Madison, WI - A new book by two University of Wisconsin law professors raises questions about the need to solve a problem that may not exist. There have been calls by politicians to reform the state civil justice system to limit awards that go to plaintiffs, but those calls for action could be based on faulty information, according to UW law professor Susan Steingass. She co-authored the volume titled Civil Justice in Wisconsin – A Fact Book.

"This debate has been remarkably unaccompanied by statistics, in the past."

Steingass says calls for tort reform are just not based in fact.

"We stack up very low in litigation, very low in plaintiffs' awards, and certainly in medical malpractice."

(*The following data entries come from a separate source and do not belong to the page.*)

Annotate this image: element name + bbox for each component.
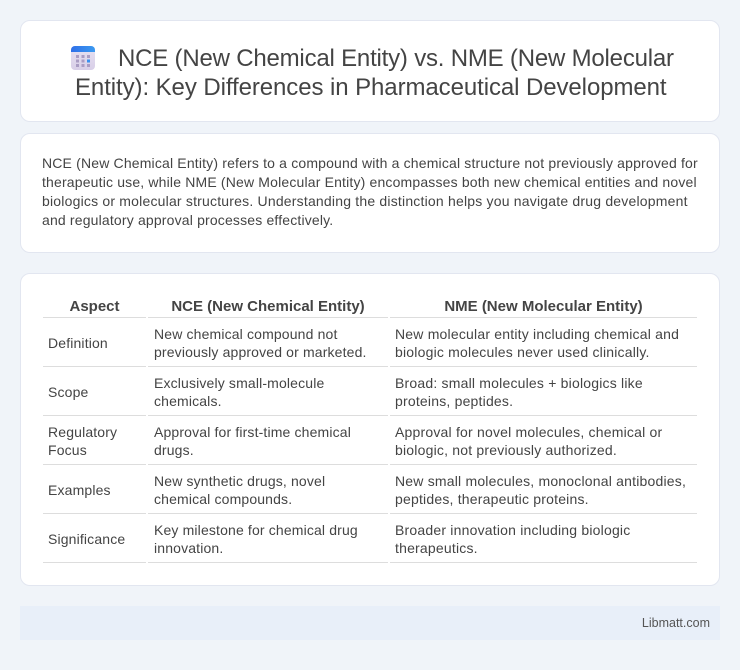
panel: introduction text: and regulatory approval processes effectively. [42,212,333,228]
row: Regulatory Focus: Approval for novel molecules, chemical or [395,424,662,440]
row: Examples: Examples [48,482,111,498]
row: Significance [48,522,630,556]
row: Regulatory Focus: biologic, not previously authorized. [395,442,617,458]
table header: NME (New Molecular Entity) [444,298,643,315]
row: Scope: Scope [48,384,88,400]
row: Significance: Broader innovation including biologic [395,522,630,538]
title: Entity): Key Differences in Pharmaceutical Development [75,74,667,101]
table header: NCE (New Chemical Entity) [171,298,365,315]
footer text: Libmatt.com [642,616,710,630]
row: Significance: therapeutics. [395,540,478,556]
title [75,45,674,101]
title: NCE (New Chemical Entity) vs. NME (New Molecular [118,45,674,72]
table header [69,298,643,315]
panel: introduction text [20,133,720,253]
row: Scope: chemicals. [154,393,222,409]
row: Definition: New molecular entity including chemical and [395,326,679,342]
row: Definition [48,326,679,360]
row: Examples [48,473,686,507]
row: Definition: Definition [48,335,108,351]
row: Scope: Broad: small molecules + biologics like [395,375,643,391]
panel: introduction text: NCE (New Chemical Entity) refers to a compound with a chemical structure not previously approved for [42,155,698,171]
row: Regulatory Focus: Focus [48,442,87,458]
panel: title card [20,20,720,122]
row: Definition: New chemical compound not [154,326,338,342]
row: Definition: biologic molecules never used clinically. [395,344,650,360]
row: Regulatory Focus [48,424,662,458]
row: Examples: chemical compounds. [154,491,292,507]
row: Examples: New synthetic drugs, novel [154,473,325,489]
panel: comparison table [20,273,720,586]
row: Significance: Significance [48,531,125,547]
row: Significance: innovation. [154,540,223,556]
panel: introduction text: therapeutic use, while NME (New Molecular Entity) encompasses both new chemical entities and novel [42,174,697,190]
row: Regulatory Focus: Approval for first-time chemical [154,424,351,440]
row: Examples: New small molecules, monoclonal antibodies, [395,473,686,489]
row: Examples: peptides, therapeutic proteins. [395,491,589,507]
row: Regulatory Focus: Regulatory [48,424,117,440]
row: Significance: Key milestone for chemical drug [154,522,358,538]
row: Scope: Exclusively small-molecule [154,375,324,391]
icon: calendar [71,46,95,70]
footer bar [20,606,720,640]
row: Scope [48,375,643,409]
row: Scope: proteins, peptides. [395,393,513,409]
panel: introduction text: biologics or molecular structures. Understanding the distinction helps you navigate drug development [42,193,688,209]
row: Regulatory Focus: drugs. [154,442,194,458]
row: Definition: previously approved or marketed. [154,344,367,360]
table header: Aspect [69,298,120,315]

Steingass says sensational reporting of huge awards has driven some of the calls for reform. One such story involved spilled coffee at a fast-food restaurant.

"But they are very rare and usually, as in the McDonald's case, when you hear the story about the case, you don't hear the whole story."

Steingass says Wisconsin continued to rank well below the national average in cases involving awards to plaintiffs, ranking 31st among the 50 states. According to the National Center for State Courts, in 2005 Wisconsin’s tort caseload was 26 percent below the national median rate. Those supporting tort reform claim the courts are clogged and judgments are too generous.

Civil Justice in Wisconsin – A Fact Book, is by Steingass and fellow UW law professor Marc Galanter.